Responses to the Editor and Reviewers

First of all, we truly appreciate your great efforts to review our manuscript thoughtfully. We have addressed the concerns raised by the reviewers by adding explanations to each of the queries. Our response to each point is presented below and we denote where modifications to the text in the manuscript have been made.

Responses to Reviewer 2.

Nishida and colleagues studied the role of Zn2+ channel TRPC6 in the prevention of inflammatory bowel disease (IBD). They found that the levels of TRPC6 mRNA were increased in the bowels of IBD patients and of mice with artificially induced colitis. The knockout of TRPC6 in mice resulted in the increased severity of colitis symptoms and decreased Zn2+ content in colon.
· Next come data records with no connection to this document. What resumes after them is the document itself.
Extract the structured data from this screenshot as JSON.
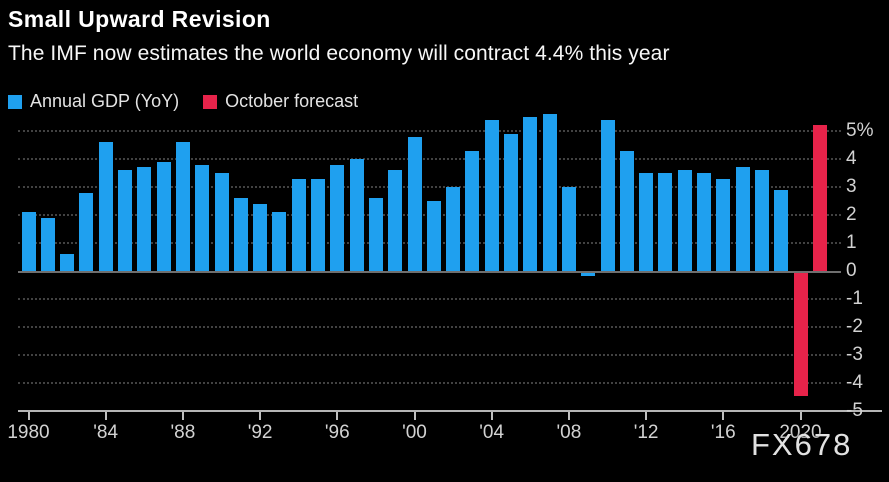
{
  "header": {
    "title": "Small Upward Revision",
    "subtitle": "The IMF now estimates the world economy will contract 4.4% this year"
  },
  "legend": {
    "items": [
      {
        "label": "Annual GDP (YoY)",
        "color": "#1fa0ef"
      },
      {
        "label": "October forecast",
        "color": "#e7234a"
      }
    ]
  },
  "watermark": "FX678",
  "chart_data": {
    "type": "bar",
    "title": "Small Upward Revision",
    "subtitle": "The IMF now estimates the world economy will contract 4.4% this year",
    "unit": "%",
    "grid": "horizontal-dotted",
    "legend_position": "top-left",
    "ylim": [
      -5,
      5
    ],
    "y_ticks": [
      5,
      4,
      3,
      2,
      1,
      0,
      -1,
      -2,
      -3,
      -4,
      -5
    ],
    "y_tick_labels": [
      "5%",
      "4",
      "3",
      "2",
      "1",
      "0",
      "-1",
      "-2",
      "-3",
      "-4",
      "-5"
    ],
    "x_ticks": [
      {
        "year": 1980,
        "label": "1980"
      },
      {
        "year": 1984,
        "label": "'84"
      },
      {
        "year": 1988,
        "label": "'88"
      },
      {
        "year": 1992,
        "label": "'92"
      },
      {
        "year": 1996,
        "label": "'96"
      },
      {
        "year": 2000,
        "label": "'00"
      },
      {
        "year": 2004,
        "label": "'04"
      },
      {
        "year": 2008,
        "label": "'08"
      },
      {
        "year": 2012,
        "label": "'12"
      },
      {
        "year": 2016,
        "label": "'16"
      },
      {
        "year": 2020,
        "label": "2020"
      }
    ],
    "series": [
      {
        "name": "Annual GDP (YoY)",
        "color": "#1fa0ef",
        "years": [
          1980,
          1981,
          1982,
          1983,
          1984,
          1985,
          1986,
          1987,
          1988,
          1989,
          1990,
          1991,
          1992,
          1993,
          1994,
          1995,
          1996,
          1997,
          1998,
          1999,
          2000,
          2001,
          2002,
          2003,
          2004,
          2005,
          2006,
          2007,
          2008,
          2009,
          2010,
          2011,
          2012,
          2013,
          2014,
          2015,
          2016,
          2017,
          2018,
          2019
        ],
        "values": [
          2.1,
          1.9,
          0.6,
          2.8,
          4.6,
          3.6,
          3.7,
          3.9,
          4.6,
          3.8,
          3.5,
          2.6,
          2.4,
          2.1,
          3.3,
          3.3,
          3.8,
          4.0,
          2.6,
          3.6,
          4.8,
          2.5,
          3.0,
          4.3,
          5.4,
          4.9,
          5.5,
          5.6,
          3.0,
          -0.1,
          5.4,
          4.3,
          3.5,
          3.5,
          3.6,
          3.5,
          3.3,
          3.7,
          3.6,
          2.9
        ]
      },
      {
        "name": "October forecast",
        "color": "#e7234a",
        "years": [
          2020,
          2021
        ],
        "values": [
          -4.4,
          5.2
        ]
      }
    ]
  }
}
Moreover, TRPC6 KO abolished the induction of antioxidant genes expression in the colon in response to colitis induction. The treatment of mice with a specific TRPC6 activator prevented the development of artificially induced colitis and increased the levels of Zn2+ in colon. The authors conclude that the activity of TRPC6 prevents colitis progression. The presented data are both solid and novel. The authors should briefly discuss the available information about the potential mechanisms underlying the anti-inflammatory effects of zinc ions in the gut.

[Response]

Thank you for your comment. In IBD, Zn²⁺ levels in the body decrease. This decrease not only impairs the function of the gastrointestinal epithelium, but also affects many immune cells. Furthermore, decreased zinc concentration has been reported to increase inflammatory cytokines such as IL-1β and TNFα. In Zn2+ deficiency, the proliferative response of T and B lymphocytes following IL-6 and IL-2 stimulation increases, while it adversely affects the IL-4 signaling, leading to immune system impairment. Since decreased Zn²⁺ levels are associated with worsening inflammation, zinc supplementation may exert anti-inflammatory effects. We described these in the Discussion (green highlight).